I would like to transform a Java String str into byte[] b with the following characteristics:

  • b is a valid C string (ie it has b.length = str.length() + 1 and b[str.length()] == 0.
  • the characters in b are obtained by converting the characters in str to 8-bit ASCII characters.

What is the most efficient way to do this — preferably an existing library function? Sadly, str.getBytes("ISO-8859-1") doesn't meet my first requirement...

2 Answers 2

// do this once to setup
CharsetEncoder enc = Charset.forName("ISO-8859-1").newEncoder();

// for each string
int len = str.length();
byte b[] = new byte[len + 1];
ByteBuffer bbuf = ByteBuffer.wrap(b);
enc.encode(CharBuffer.wrap(str), bbuf, true);
// you might want to ensure that bbuf.position() == len
b[len] = 0;

This requires allocating a couple of wrapper objects, but does not copy the string characters twice.
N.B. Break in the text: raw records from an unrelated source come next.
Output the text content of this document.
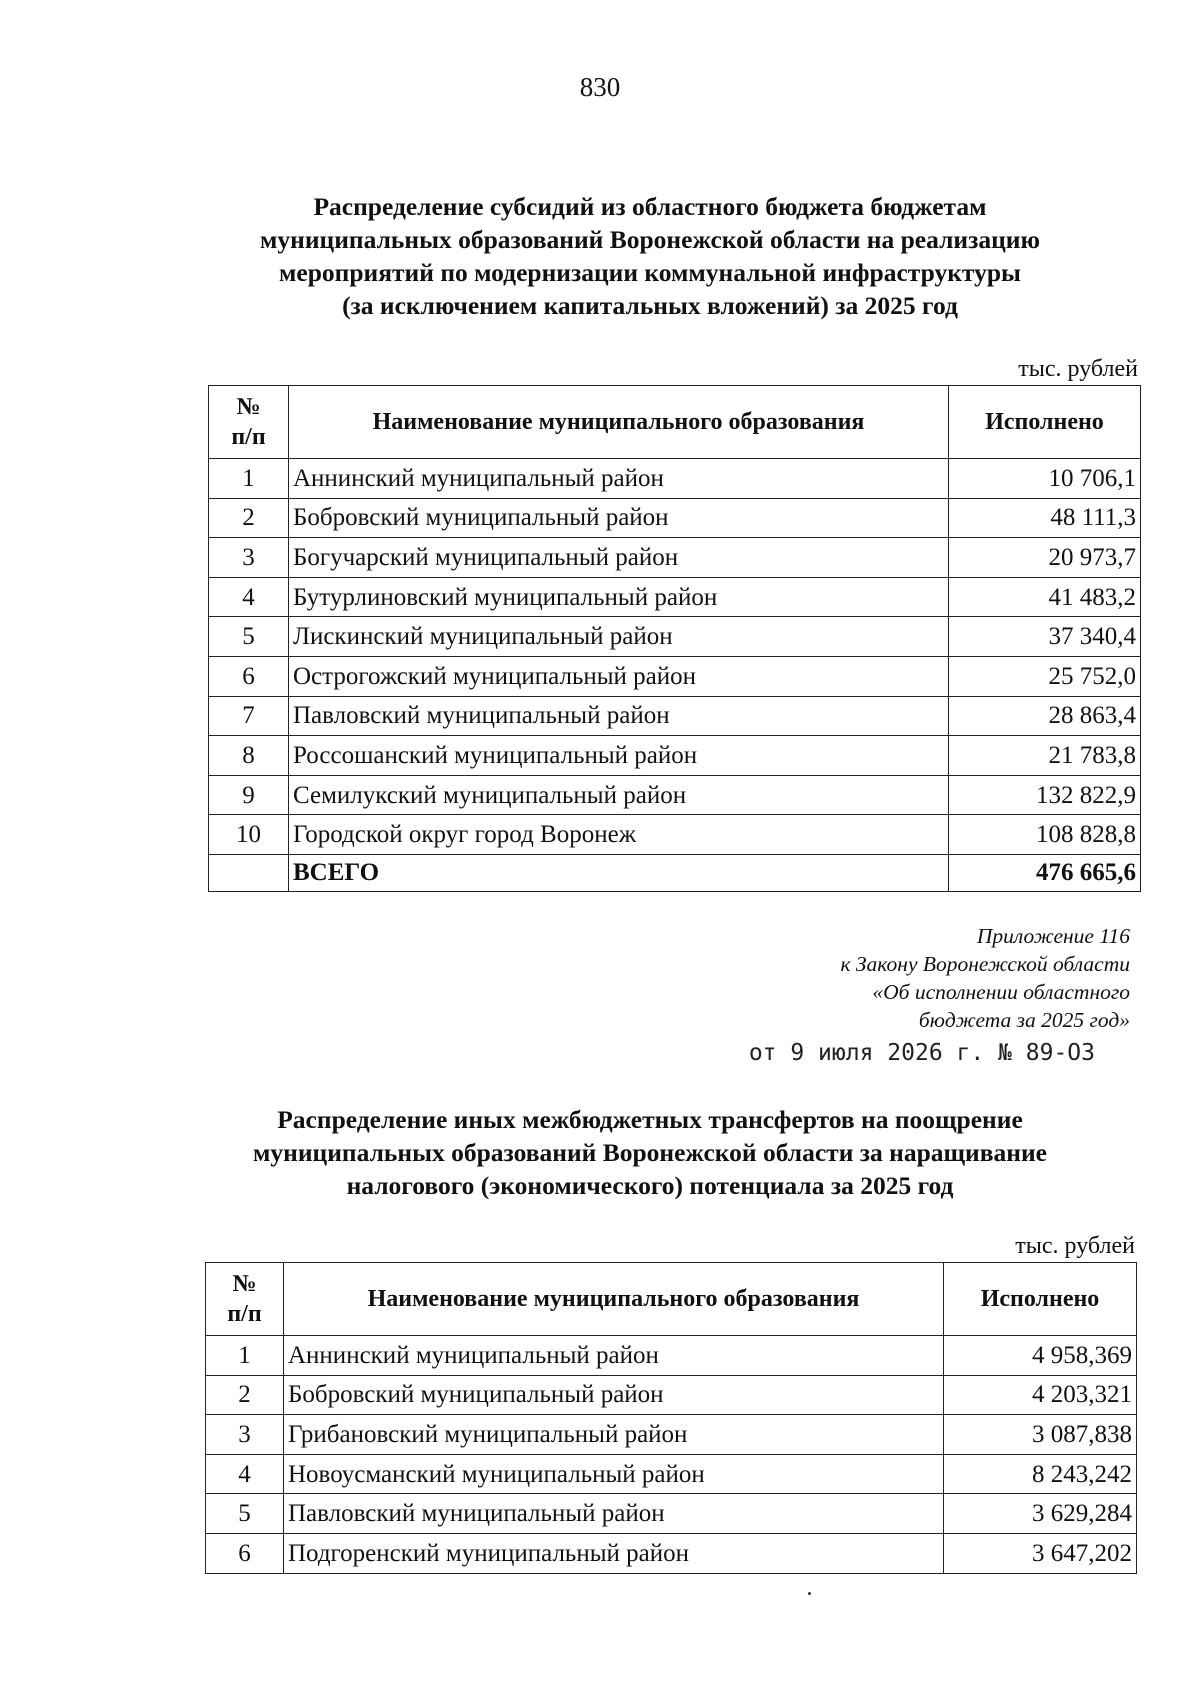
830
Распределение субсидий из областного бюджета бюджетам
муниципальных образований Воронежской области на реализацию
мероприятий по модернизации коммунальной инфраструктуры
(за исключением капитальных вложений) за 2025 год
тыс. рублей
№
п/п	Наименование муниципального образования	Исполнено
1	Аннинский муниципальный район	10 706,1
2	Бобровский муниципальный район	48 111,3
3	Богучарский муниципальный район	20 973,7
4	Бутурлиновский муниципальный район	41 483,2
5	Лискинский муниципальный район	37 340,4
6	Острогожский муниципальный район	25 752,0
7	Павловский муниципальный район	28 863,4
8	Россошанский муниципальный район	21 783,8
9	Семилукский муниципальный район	132 822,9
10	Городской округ город Воронеж	108 828,8
	ВСЕГО	476 665,6
Приложение 116
к Закону Воронежской области
«Об исполнении областного
бюджета за 2025 год»
от 9 июля 2026 г. № 89-ОЗ
Распределение иных межбюджетных трансфертов на поощрение
муниципальных образований Воронежской области за наращивание
налогового (экономического) потенциала за 2025 год
тыс. рублей
№
п/п	Наименование муниципального образования	Исполнено
1	Аннинский муниципальный район	4 958,369
2	Бобровский муниципальный район	4 203,321
3	Грибановский муниципальный район	3 087,838
4	Новоусманский муниципальный район	8 243,242
5	Павловский муниципальный район	3 629,284
6	Подгоренский муниципальный район	3 647,202
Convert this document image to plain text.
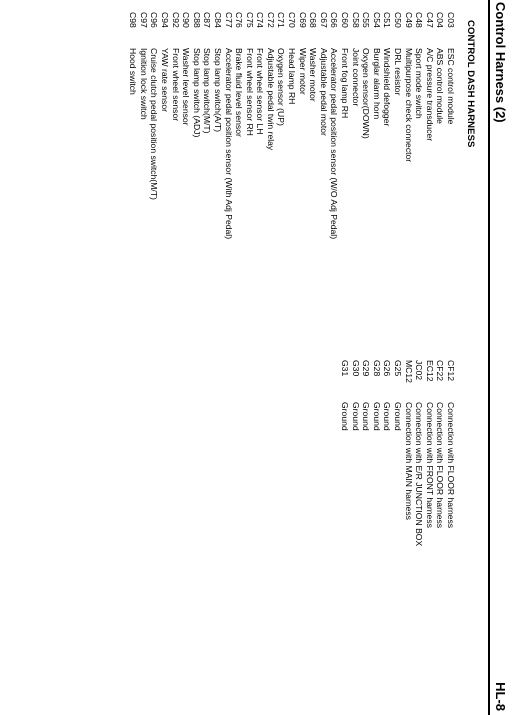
Control Harness (2)
HL-8
CONTROL DASH HARNESS
C03
ESC control module
C04
ABS control module
C47
A/C pressure transducer
C48
Sport mode switch
C49
Multipurpose check connector
C50
DRL resistor
C51
Windshield defogger
C54
Burglar alarm horn
C55
Oxygen sensor(DOWN)
C58
Joint connector
C60
Front fog lamp RH
C66
Accelerator pedal position sensor (W/O Adj Pedal)
C67
Adjustable pedal motor
C68
Washer motor
C69
Wiper motor
C70
Head lamp RH
C71
Oxygen sensor (UP)
C72
Adjustable pedal twin relay
C74
Front wheel sensor LH
C75
Front wheel sensor RH
C76
Brake fluid level sensor
C77
Accelerator pedal position sensor (With Adj Pedal)
C84
Stop lamp switch(A/T)
C87
Stop lamp switch(M/T)
C88
Stop lamp switch (ADJ)
C90
Washer level sensor
C92
Front wheel sensor
C94
YAW rate sensor
C96
Cruise clutch pedal position switch(M/T)
C97
Ignition lock switch
C98
Hood switch
CF12
Connection with FLOOR harness
CF22
Connection with FLOOR harness
EC12
Connection with FRONT harness
JC02
Connection with E/R JUNCTION BOX
MC12
Connection with MAIN harness
G25
Ground
G26
Ground
G28
Ground
G29
Ground
G30
Ground
G31
Ground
  • Note this won't work if converting to UTF-8. The number of bytes returned from enc.encode() might not equal UTF-16 string length.
    – richb
    Commented Apr 22, 2016 at 2:40
  • @richb You're right, but the question is specifically restricted to the ISO-8859-1 encoding. UTF-8 is a variable-size encoding and would require precalculation or pessimistic allocation (CharseEncoder.maxBytesPerChar()). You'd probably be better off giving up on the single-allocation goal and just using CharsetEncoder.encode(CharBufffer). Commented Apr 23, 2016 at 16:49

You can use str.getBytes("ISO-8859-1") with a little trick at the end:

byte[] stringBytes=str.getBytes("ISO-8859-1");
byte[] ntBytes=new byte[stringBytes.length+1];
System.arraycopy(stringBytes, 0, ntBytes, 0, stringBytes.length);

arraycopy is relatively fast as it can use native tricks and optimizations in many cases. The new array is filled with null bytes everywhere we didn't overwrite it(basically just the last byte).

ntBytes is the array you need.